Augie Lio
- Augie in 1947

No. 61, 73, 41, 62, 37
- Positions: Guard, tackle

Personal information
- Born: April 30, 1918 East Boston, Massachusetts, U.S.
- Died: September 3, 1989 (aged 71) Clifton, New Jersey, U.S.
- Listed height: 6 ft 0 in (1.83 m)
- Listed weight: 234 lb (106 kg)

Career information
- High school: Passaic (Passaic, New Jersey)
- College: Georgetown (1937-1940)
- NFL draft: 1941: 4th round, 30th overall pick

Career history
- Detroit Lions (1941–1943); Boston Yanks (1944–1945); Philadelphia Eagles (1946); Baltimore Colts (1947);

Awards and highlights
- 4× Second-team All-Pro (1943-1946); 2× Pro Bowl (1941, 1942); First-team All-American (1940);

Career NFL/AAFC statistics
- Games played: 72
- Games started: 58
- Fumble recoveries: 5
- Stats at Pro Football Reference
- College Football Hall of Fame

= Augie Lio =

American football player (1918–1989)

Agostino Salvatore "Augie" Lio (April 30, 1918 – September 3, 1989) was an American professional football offensive lineman in the National Football League (NFL) for the Detroit Lions, Boston Yanks, and the Philadelphia Eagles. He also played in the All-America Football Conference (AAFC) for the Baltimore Colts. He was inducted to the College Football Hall of Fame in 1979.

==Biography==

Lio as a collegian at Georgetown University.

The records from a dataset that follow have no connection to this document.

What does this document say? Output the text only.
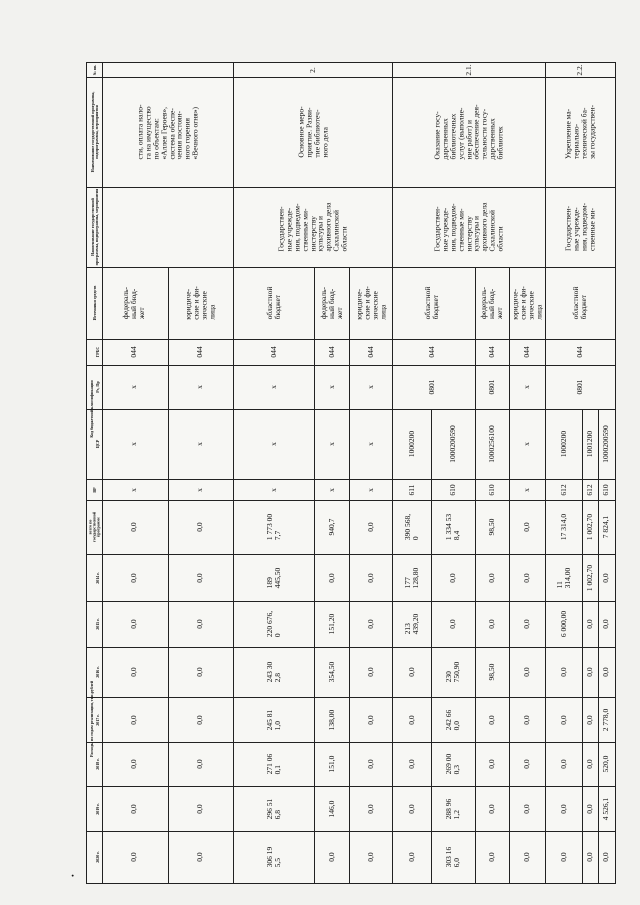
·
№ пп.
Наименование государственной программы, подпрограммы, мероприятия
Наименование государственной программы, подпрограммы, мероприятия
Источники средств
Код бюджетной классификации
ГРБС
Рз, Пр
ЦСР
ВР
всего по государственной программе
Расходы по годам реализации, тыс.рублей
2014 г.
2015 г.
2016 г.
2017 г.
2018 г.
2019 г.
2020 г.
сти, оплата нало-
га на имущество
по объектам:
«Аллея Героев»,
система обеспе-
чения постоян-
ного горения
«Вечного огня»)
федераль-
ный бюд-
жет
044
x
x
x
0,0
0,0
0,0
0,0
0,0
0,0
0,0
0,0
юридиче-
ские и фи-
зические
лица
044
x
x
x
0,0
0,0
0,0
0,0
0,0
0,0
0,0
0,0
2.
Основное меро-
приятие. Разви-
тие библиотеч-
ного дела
Государствен-
ные учрежде-
ния, подведом-
ственные ми-
нистерству
культуры и
архивного дела
Сахалинской
области
областной
бюджет
044
x
x
x
1 773 00
7,7
189
445,50
220 676,
0
243 30
2,8
245 81
1,0
271 06
0,1
296 51
6,8
306 19
5,5
федераль-
ный бюд-
жет
044
x
x
x
940,7
0,0
151,20
354,50
138,00
151,0
146,0
0,0
юридиче-
ские и фи-
зические
лица
044
x
x
x
0,0
0,0
0,0
0,0
0,0
0,0
0,0
0,0
2.1.
Оказание госу-
дарственных
библиотечных
услуг (выполне-
ние работ) и
обеспечение дея-
тельности госу-
дарственных
библиотек
Государствен-
ные учрежде-
ния, подведом-
ственные ми-
нистерству
культуры и
архивного дела
Сахалинской
области
областной
бюджет
044
0801
1000200
611
390 568,
0
177
128,80
213
439,20
0,0
0,0
0,0
0,0
0,0
1000200590
610
1 334 53
8,4
0,0
0,0
230
750,90
242 66
0,0
269 00
0,3
288 96
1,2
303 16
6,0
федераль-
ный бюд-
жет
044
0801
1000256100
610
98,50
0,0
0,0
98,50
0,0
0,0
0,0
0,0
юридиче-
ские и фи-
зические
лица
044
x
x
x
0,0
0,0
0,0
0,0
0,0
0,0
0,0
0,0
2.2.
Укрепление ма-
териально-
технической ба-
зы государствен-
Государствен-
ные учрежде-
ния, подведом-
ственные ми-
областной
бюджет
044
0801
1000200
612
17 314,0
11
314,00
6 000,00
0,0
0,0
0,0
0,0
0,0
1001200
612
1 002,70
1 002,70
0,0
0,0
0,0
0,0
0,0
0,0
1000200590
610
7 824,1
0,0
0,0
0,0
2 778,0
520,0
4 526,1
0,0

Lio played high school football at Passaic High School in Passaic, New Jersey. He then played college football at Georgetown University and was selected as a first-team All-American in 1940 by the Hearst newspapers, the Central Press Association, Collier's Weekly, and the New York Sun. He was drafted in the fourth round of the 1941 NFL draft.

After retiring from football in 1947 Lio spent the next 37 years at The Herald & News of Passaic, N.J. as a sports editor, columnist and writer covering the NY Giants.